Finalmente, en el año 2008 nace FILOBELT S.A. La creación de esta empresa surge como una necesidad estratégica, técnica y comercial de diferenciar la actividad de producción y comercialización de bandas transportadoras textiles y sintéticas importadas, de la actividad textil propiamente dicha. Por otra parte, los proveedores de bandas sintéticas del exterior que representábamos, insistían en la necesidad de tener un distribuidor especializado técnica y comercialmente en estos productos. Es así que invertimos en formación de personal para esta actividad y realizamos inversiones en mesas de corte y prensas para la planta y otras portables para realizar trabajos en las plantas de nuestros clientes.
Al día de la usurpación de la planta teníamos importantes contratos de compra a cumplir con KRAFT FOODS, BAGLEY Y PALADINI entre otros.

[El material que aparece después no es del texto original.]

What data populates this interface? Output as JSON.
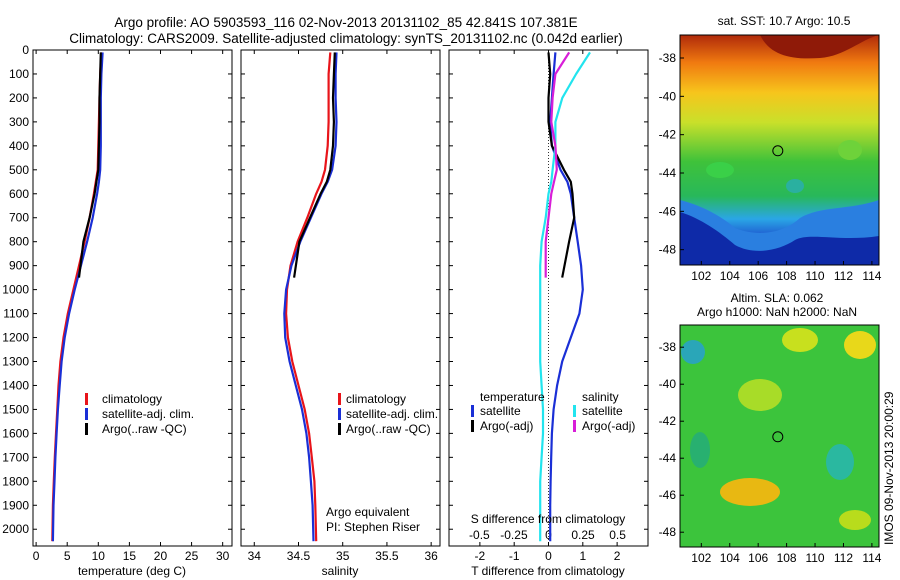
{
  "figure": {
    "title_line1": "Argo profile: AO 5903593_116 02-Nov-2013 20131102_85 42.841S 107.381E",
    "title_line2": "Climatology: CARS2009. Satellite-adjusted climatology: synTS_20131102.nc (0.042d earlier)",
    "timestamp": "IMOS 09-Nov-2013 20:00:29"
  },
  "colors": {
    "climatology": "#e8141a",
    "satellite": "#1a2fd6",
    "argo": "#000000",
    "salinity_satellite": "#22e4ee",
    "salinity_argo": "#d81ed8"
  },
  "chart_data": [
    {
      "type": "line",
      "id": "temperature",
      "xlabel": "temperature (deg C)",
      "xlim": [
        -0.5,
        31.5
      ],
      "xticks": [
        0,
        5,
        10,
        15,
        20,
        25,
        30
      ],
      "ylim": [
        0,
        2070
      ],
      "yticks": [
        0,
        100,
        200,
        300,
        400,
        500,
        600,
        700,
        800,
        900,
        1000,
        1100,
        1200,
        1300,
        1400,
        1500,
        1600,
        1700,
        1800,
        1900,
        2000
      ],
      "legend": [
        "climatology",
        "satellite-adj. clim.",
        "Argo(..raw -QC)"
      ],
      "series": [
        {
          "name": "climatology",
          "color": "#e8141a",
          "x": [
            10.5,
            10.3,
            10.2,
            10.1,
            10.0,
            9.9,
            9.6,
            9.3,
            8.6,
            7.8,
            6.9,
            6.0,
            5.1,
            4.4,
            3.9,
            3.6,
            3.4,
            3.2,
            3.0,
            2.85,
            2.7,
            2.6
          ],
          "y": [
            10,
            100,
            200,
            300,
            400,
            500,
            550,
            600,
            700,
            800,
            900,
            1000,
            1100,
            1200,
            1300,
            1400,
            1500,
            1600,
            1700,
            1800,
            1900,
            2050
          ]
        },
        {
          "name": "satellite-adj. clim.",
          "color": "#1a2fd6",
          "x": [
            10.7,
            10.5,
            10.4,
            10.4,
            10.4,
            10.3,
            10.1,
            9.8,
            9.1,
            8.2,
            7.2,
            6.2,
            5.3,
            4.6,
            4.1,
            3.8,
            3.5,
            3.3,
            3.1,
            2.95,
            2.8,
            2.7
          ],
          "y": [
            10,
            100,
            200,
            300,
            400,
            500,
            550,
            600,
            700,
            800,
            900,
            1000,
            1100,
            1200,
            1300,
            1400,
            1500,
            1600,
            1700,
            1800,
            1900,
            2050
          ]
        },
        {
          "name": "Argo(..raw -QC)",
          "color": "#000000",
          "x": [
            10.4,
            10.3,
            10.2,
            10.2,
            10.1,
            10.0,
            9.7,
            9.4,
            8.6,
            7.6,
            6.9
          ],
          "y": [
            10,
            100,
            200,
            300,
            400,
            500,
            550,
            600,
            700,
            800,
            950
          ]
        }
      ]
    },
    {
      "type": "line",
      "id": "salinity",
      "xlabel": "salinity",
      "xlim": [
        33.85,
        36.1
      ],
      "xticks": [
        34,
        34.5,
        35,
        35.5,
        36
      ],
      "ylim": [
        0,
        2070
      ],
      "legend": [
        "climatology",
        "satellite-adj. clim.",
        "Argo(..raw -QC)"
      ],
      "note_line1": "Argo equivalent",
      "note_line2": "PI: Stephen Riser",
      "series": [
        {
          "name": "climatology",
          "color": "#e8141a",
          "x": [
            34.86,
            34.84,
            34.84,
            34.84,
            34.83,
            34.8,
            34.76,
            34.7,
            34.6,
            34.49,
            34.41,
            34.37,
            34.36,
            34.38,
            34.43,
            34.5,
            34.57,
            34.62,
            34.65,
            34.68,
            34.69,
            34.7
          ],
          "y": [
            10,
            100,
            200,
            300,
            400,
            500,
            550,
            600,
            700,
            800,
            900,
            1000,
            1100,
            1200,
            1300,
            1400,
            1500,
            1600,
            1700,
            1800,
            1900,
            2050
          ]
        },
        {
          "name": "satellite-adj. clim.",
          "color": "#1a2fd6",
          "x": [
            34.93,
            34.92,
            34.92,
            34.93,
            34.92,
            34.88,
            34.83,
            34.76,
            34.64,
            34.52,
            34.42,
            34.36,
            34.34,
            34.35,
            34.4,
            34.47,
            34.54,
            34.59,
            34.62,
            34.64,
            34.66,
            34.67
          ],
          "y": [
            10,
            100,
            200,
            300,
            400,
            500,
            550,
            600,
            700,
            800,
            900,
            1000,
            1100,
            1200,
            1300,
            1400,
            1500,
            1600,
            1700,
            1800,
            1900,
            2050
          ]
        },
        {
          "name": "Argo(..raw -QC)",
          "color": "#000000",
          "x": [
            34.91,
            34.9,
            34.89,
            34.9,
            34.89,
            34.86,
            34.82,
            34.75,
            34.63,
            34.51,
            34.45
          ],
          "y": [
            10,
            100,
            200,
            300,
            400,
            500,
            550,
            600,
            700,
            800,
            950
          ]
        }
      ]
    },
    {
      "type": "line",
      "id": "difference",
      "xlabel": "T difference from climatology",
      "xlabel_top": "S difference from climatology",
      "xlim": [
        -2.9,
        2.9
      ],
      "xticks": [
        -2,
        -1,
        0,
        1,
        2
      ],
      "xticklabels": [
        "-2",
        "-1",
        "0",
        "1",
        "2"
      ],
      "xticks_top": [
        -0.5,
        -0.25,
        0,
        0.25,
        0.5
      ],
      "ylim": [
        0,
        2070
      ],
      "legend_temperature": {
        "heading": "temperature",
        "items": [
          "satellite",
          "Argo(-adj)"
        ]
      },
      "legend_salinity": {
        "heading": "salinity",
        "items": [
          "satellite",
          "Argo(-adj)"
        ]
      },
      "series": [
        {
          "name": "temperature satellite",
          "color": "#1a2fd6",
          "x": [
            0.2,
            0.15,
            0.1,
            0.05,
            0.1,
            0.35,
            0.55,
            0.65,
            0.75,
            0.85,
            0.95,
            1.0,
            0.9,
            0.65,
            0.4,
            0.25,
            0.15,
            0.1,
            0.08,
            0.06,
            0.05,
            0.05
          ],
          "y": [
            10,
            100,
            200,
            300,
            400,
            500,
            550,
            600,
            700,
            800,
            900,
            1000,
            1100,
            1200,
            1300,
            1400,
            1500,
            1600,
            1700,
            1800,
            1900,
            2050
          ]
        },
        {
          "name": "temperature Argo(-adj)",
          "color": "#000000",
          "x": [
            0.0,
            0.05,
            0.0,
            0.0,
            0.1,
            0.45,
            0.65,
            0.7,
            0.75,
            0.6,
            0.4
          ],
          "y": [
            10,
            100,
            200,
            300,
            400,
            500,
            550,
            600,
            700,
            800,
            950
          ]
        },
        {
          "name": "salinity satellite",
          "color": "#22e4ee",
          "x": [
            0.3,
            0.2,
            0.1,
            0.05,
            0.05,
            0.03,
            0.02,
            0.0,
            -0.02,
            -0.05,
            -0.06,
            -0.06,
            -0.06,
            -0.06,
            -0.06,
            -0.05,
            -0.04,
            -0.04,
            -0.05,
            -0.06,
            -0.06,
            -0.06
          ],
          "y": [
            10,
            100,
            200,
            300,
            400,
            500,
            550,
            600,
            700,
            800,
            900,
            1000,
            1100,
            1200,
            1300,
            1400,
            1500,
            1600,
            1700,
            1800,
            1900,
            2050
          ]
        },
        {
          "name": "salinity Argo(-adj)",
          "color": "#d81ed8",
          "x": [
            0.15,
            0.05,
            0.03,
            0.02,
            0.05,
            0.06,
            0.04,
            0.02,
            0.0,
            -0.02,
            -0.02
          ],
          "y": [
            10,
            100,
            200,
            300,
            400,
            500,
            550,
            600,
            700,
            800,
            950
          ]
        }
      ]
    },
    {
      "type": "heatmap",
      "id": "sst-map",
      "title": "sat. SST: 10.7 Argo: 10.5",
      "xlim": [
        100.5,
        114.5
      ],
      "ylim": [
        -48.8,
        -36.8
      ],
      "xticks": [
        102,
        104,
        106,
        108,
        110,
        112,
        114
      ],
      "yticks": [
        -38,
        -40,
        -42,
        -44,
        -46,
        -48
      ],
      "marker": {
        "lon": 107.381,
        "lat": -42.841
      }
    },
    {
      "type": "heatmap",
      "id": "sla-map",
      "title_line1": "Altim. SLA: 0.062",
      "title_line2": "Argo h1000: NaN h2000: NaN",
      "xlim": [
        100.5,
        114.5
      ],
      "ylim": [
        -48.8,
        -36.8
      ],
      "xticks": [
        102,
        104,
        106,
        108,
        110,
        112,
        114
      ],
      "yticks": [
        -38,
        -40,
        -42,
        -44,
        -46,
        -48
      ],
      "marker": {
        "lon": 107.381,
        "lat": -42.841
      }
    }
  ]
}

Para concluir, que quede absolutamente claro:
- NO ES NINGUN DELITO CONSTITUIR EMPRESAS EN FORMA LEGAL
- SIEMPRE HEMOS ESTADO AL FRENTE DE NUESTRAS EMPRESAS, NO HEMOS OCULTADO NI DISFRAZADO NADA
- QUIENES HABLAN DE MANIOBRAS FRAUDULENTAS Y DE VACIAMIENTO, SIMPLEMENTE MIENTEN PARA JUSTIFICAR LOS GRAVES DELITOS QUE ELLOS ESTAN COMETIENDO
- JAMAS HEMOS RECURRIDO A MANIOBRAS COMO LA UTILIZACIÓN DE TESTAFERROS, ME PREGUNTO SI QUIENES NOS ACUSAN PUEDEN DECIR LO MISMO SIN SONROJARSE.